As to Plaintiff's claims against Maddock, Plaintiff has failed to allege any facts that show his conduct was the proximate cause of any alleged violation of his rights. However, even if Plaintiff alleged such facts, a prosecutor performing an advocate's role is an officer of the court entitled to absolute immunity from a § 1983 action. Buckley v. Fitzsimmons, 509 U.S. 259, 272-73 (1993); Imbler v. Pachtman, 424 U.S. 409, 413 (1976) ("[I]n initiating a prosecution and in presenting the State's case, the prosecutor is immune from a civil suit for damages under [42 U.S.C.] § 1983.").

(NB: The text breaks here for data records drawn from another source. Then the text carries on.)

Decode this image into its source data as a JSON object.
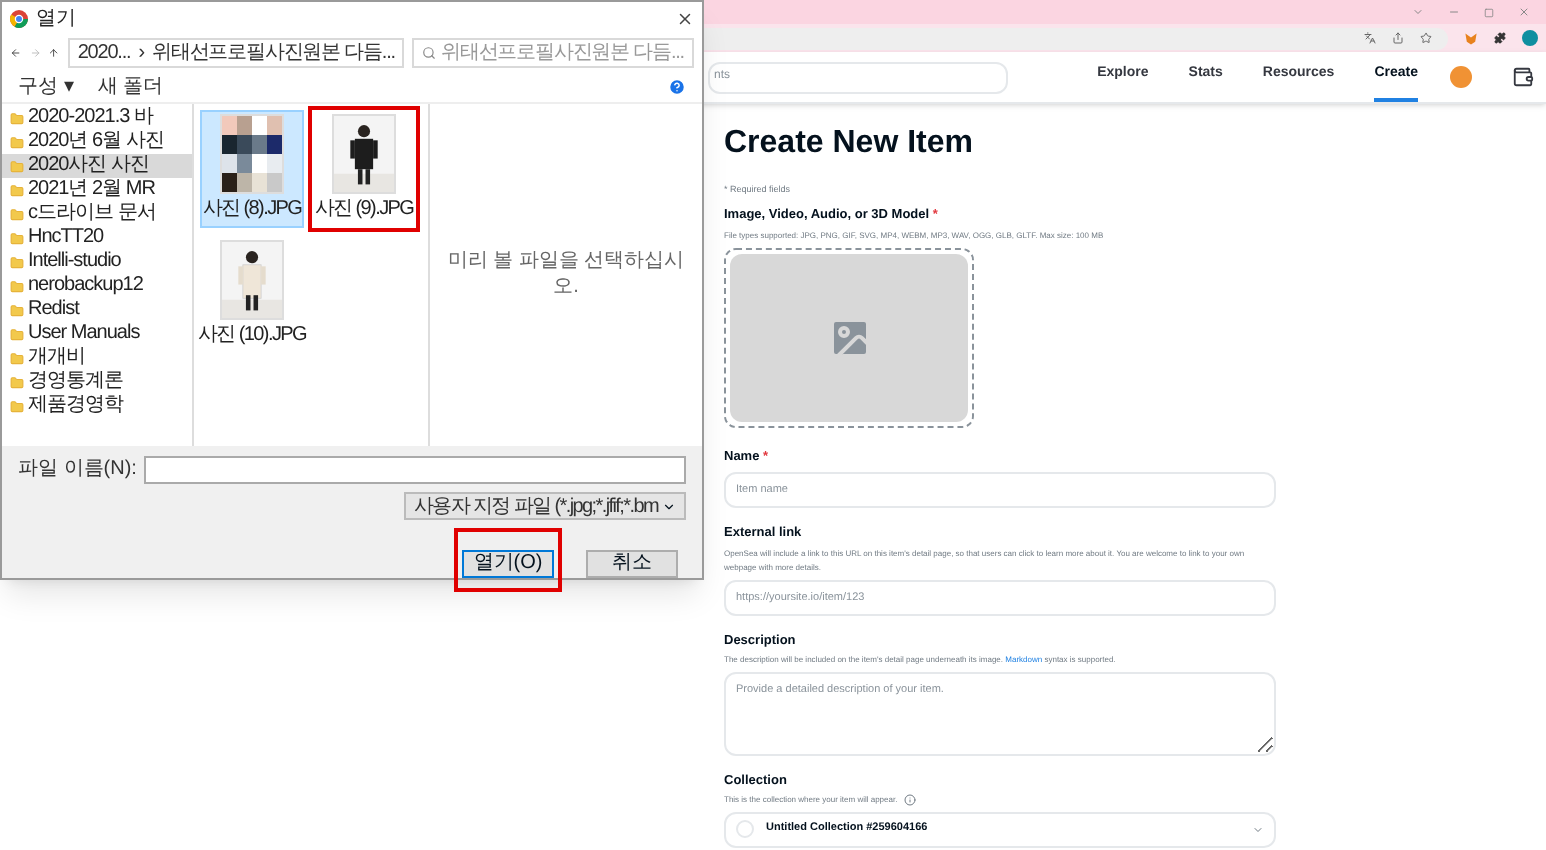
{
  "dialog": {
    "title": "열기",
    "path": [
      "2020...",
      "›",
      "위태선프로필사진원본 다듬..."
    ],
    "search": {
      "placeholder": "위태선프로필사진원본 다듬..."
    },
    "toolbar": [
      "구성 ▾",
      "새 폴더"
    ],
    "folders": [
      {
        "label": "2020-2021.3 바",
        "selected": false
      },
      {
        "label": "2020년 6월 사진",
        "selected": false
      },
      {
        "label": "2020사진 사진",
        "selected": true
      },
      {
        "label": "2021년 2월 MR",
        "selected": false
      },
      {
        "label": "c드라이브 문서",
        "selected": false
      },
      {
        "label": "HncTT20",
        "selected": false
      },
      {
        "label": "Intelli-studio",
        "selected": false
      },
      {
        "label": "nerobackup12",
        "selected": false
      },
      {
        "label": "Redist",
        "selected": false
      },
      {
        "label": "User Manuals",
        "selected": false
      },
      {
        "label": "개개비",
        "selected": false
      },
      {
        "label": "경영통계론",
        "selected": false
      },
      {
        "label": "제품경영학",
        "selected": false
      }
    ],
    "files": [
      {
        "label": "사진 (8).JPG",
        "selected": true,
        "highlighted": false
      },
      {
        "label": "사진 (9).JPG",
        "selected": false,
        "highlighted": true
      },
      {
        "label": "사진 (10).JPG",
        "selected": false,
        "highlighted": false
      }
    ],
    "preview": "미리 볼 파일을 선택하십시오.",
    "filename_label": "파일 이름(N):",
    "filter": "사용자 지정 파일 (*.jpg;*.jfif;*.bm",
    "buttons": [
      {
        "label": "열기(O)",
        "highlighted": true
      },
      {
        "label": "취소",
        "highlighted": false
      }
    ]
  },
  "nav": [
    {
      "label": "Explore",
      "selected": false
    },
    {
      "label": "Stats",
      "selected": false
    },
    {
      "label": "Resources",
      "selected": false
    },
    {
      "label": "Create",
      "selected": true
    }
  ],
  "search_fragment": "nts",
  "form": {
    "title": "Create New Item",
    "required_note": "* Required fields",
    "media": {
      "label": "Image, Video, Audio, or 3D Model",
      "required_mark": "*",
      "help": "File types supported: JPG, PNG, GIF, SVG, MP4, WEBM, MP3, WAV, OGG, GLB, GLTF. Max size: 100 MB"
    },
    "name": {
      "label": "Name",
      "required_mark": "*",
      "placeholder": "Item name"
    },
    "external_link": {
      "label": "External link",
      "help": "OpenSea will include a link to this URL on this item's detail page, so that users can click to learn more about it. You are welcome to link to your own webpage with more details.",
      "placeholder": "https://yoursite.io/item/123"
    },
    "description": {
      "label": "Description",
      "help_before": "The description will be included on the item's detail page underneath its image.",
      "help_link": "Markdown",
      "help_after": "syntax is supported.",
      "placeholder": "Provide a detailed description of your item."
    },
    "collection": {
      "label": "Collection",
      "help": "This is the collection where your item will appear.",
      "value": "Untitled Collection #259604166"
    }
  }
}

Finally, to the extent that Plaintiff is seeking to challenge his state court conviction through this lawsuit, such an attempt would be barred by the Rooker-Feldman doctrine. The Rooker-Feldman doctrine takes its name from two Supreme Court decisions demonstrating the "jurisdictional rule prohibiting federal courts from exercising appellate review over final state court judgments." Reusser v. Wachovia, 525 F.3d 855, 859 (9th Cir. 2008); see also D.C. Court of Appeals v. Feldman, 460 U.S. 462 (1983); Rooker v. Fidelity Trust Co., 263 U.S. 413 (1923). At its core, the Rooker-Feldman doctrine stands for the proposition that a case must be dismissed "when a federal plaintiff asserts as a legal wrong an allegedly erroneous decision by a state court, and seeks relief from a state court judgment based on that decision." Reusser, 525 F.3d at 859 (quoting Henrichs v. Valley View Dev., 474 F.3d 609, 613 (9th Cir. 2007), cert. denied, 552 U.S. 1037 (2007)). Here, Plaintiff is challenging the validity of his state court conviction by claiming it was "illegal" and the product of racial bias. See Opp'n at 1-2. Thus, pursuant to the Rooker-Feldman doctrine, the Court does not have jurisdiction to hear this complaint.


Based on the analysis above, the Court GRANTS Maddock's and Villarreal's Motions to Dismiss. As amendment would be futile, dismissal is without leave to amend. The Clerk of Court shall terminate this matter.